Satu Tahun Tanpa Ayah: Kenangan, Kerinduan, dan Kepergian yang Mendadak
Tepat satu tahun lalu, dunia saya seakan berhenti berputar. Tanggal yang seharusnya biasa saja, berubah menjadi hari yang terpatri abadi dalam ingatan, hari di mana saya kehilangan sosok terpenting dalam hidup saya, Ayah. Kepergiannya yang begitu mendadak, tanpa tanda-tanda sakit sebelumnya, meninggalkan luka yang tak akan pernah benar-benar sembuh.
Beberapa minggu sebelum kepergian Ayah, saya memutuskan untuk resign dari pekerjaan saya di Jakarta. Entah dorongan dari mana, rasa rindu yang teramat sangat kepada Ayah tiba-tiba menyeruak, mendorong saya untuk pulang ke rumah. Saya ingin menghabiskan lebih banyak waktu bersama beliau, mengobrol, bercanda, dan menikmati kebersamaan yang selama ini terhalang jarak.

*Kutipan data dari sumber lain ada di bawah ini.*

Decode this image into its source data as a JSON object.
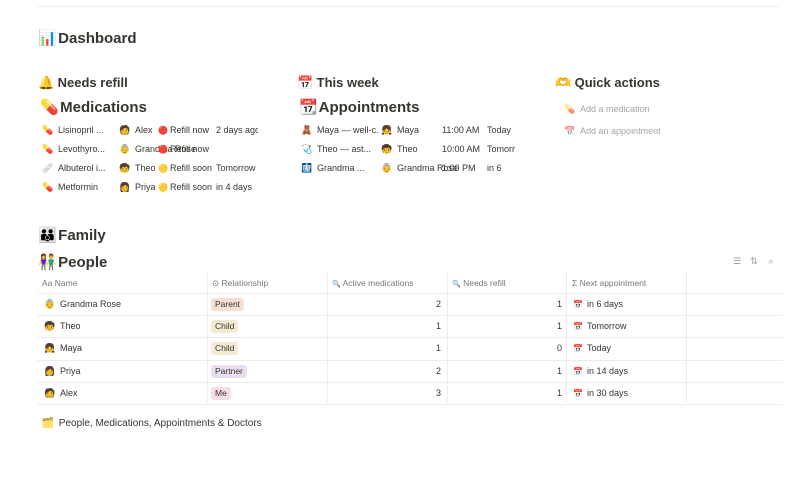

Keputusan saya untuk pulang ternyata adalah anugerah yang tak ternilai. Tiga minggu saya habiskan bersama Ayah di rumah, masa-masa yang kini menjadi kenangan paling berharga. Kami mengisi hari-hari dengan kegiatan sederhana, seperti memasak bersama, berkebun, atau sekadar duduk di teras sambil menikmati secangkir kopi. Setiap detik terasa begitu berharga, seolah-olah alam semesta memberi saya kesempatan untuk mengucapkan selamat tinggal.
Namun, takdir berkata lain. Pagi itu, sekitar jam 5 pagi, Ayah membangunkan saya. Dadanya terasa sakit, katanya, rasa sakit yang menjalar hingga ke belakang. Saya segera memijat punggungnya, berharap rasa sakit itu akan mereda. Namun, kondisinya tidak membaik. Saya memutuskan untuk membawa Ayah ke puskesmas terdekat.
Dengan tergesa-gesa, saya membonceng Ayah dengan sepeda motor menuju Puskesmas Laja. Sesampainya di sana, Ayah langsung dibawa ke ruang pemeriksaan. Dokter meminta beliau berbaring agar bisa diperiksa lebih lanjut. Saya membantu membuka jaket Ayah, berharap bisa mempermudah pemeriksaan.
Namun, saat itulah semuanya terjadi. Di depan mata kepala saya sendiri, Ayah menghembuskan napas terakhirnya. Dunia saya runtuh seketika. Rasa sakit yang tak tertahankan menusuk jantung saya. Air mata mengalir deras, tak mampu saya bendung. Kehilangan Ayah begitu tiba-tiba, begitu menyakitkan.
Hari-hari setelah kepergian Ayah adalah hari-hari terberat dalam hidup saya. Rumah yang dulu selalu ramai dengan canda tawa Ayah kini terasa begitu sepi. Setiap sudut rumah menyimpan kenangan akan beliau, membuat rasa rindu semakin menyiksa. Saya sering termenung, memandangi foto-foto Ayah, mencoba mengingat setiap detail wajahnya, suaranya, dan pelukan hangatnya.
Satu tahun telah berlalu, namun rasa sakit itu masih terasa segar. Saya masih sering menangis saat mengingat Ayah. Namun, saya belajar untuk menerima kenyataan bahwa beliau telah pergi. Saya berusaha untuk melanjutkan hidup, menjalani hari-hari dengan sebaik mungkin, seperti yang selalu Ayah ajarkan.
Kini, setiap kali saya merasa rindu, saya akan mengunjungi makam Ayah. Saya akan duduk di samping pusaranya, bercerita tentang apa saja yang terjadi dalam hidup saya, seolah-olah beliau masih ada di sana, mendengarkan saya. Saya yakin, Ayah selalu ada di sisi saya, dalam hati saya.
Kepergian Ayah mengajarkan saya banyak hal tentang hidup, tentang arti kehilangan, dan tentang betapa berharganya waktu yang kita miliki bersama orang-orang terkasih. Saya belajar untuk tidak menunda-nunda kebahagiaan, untuk mengungkapkan rasa sayang kepada orang-orang terdekat, dan untuk menghargai setiap momen yang kita miliki.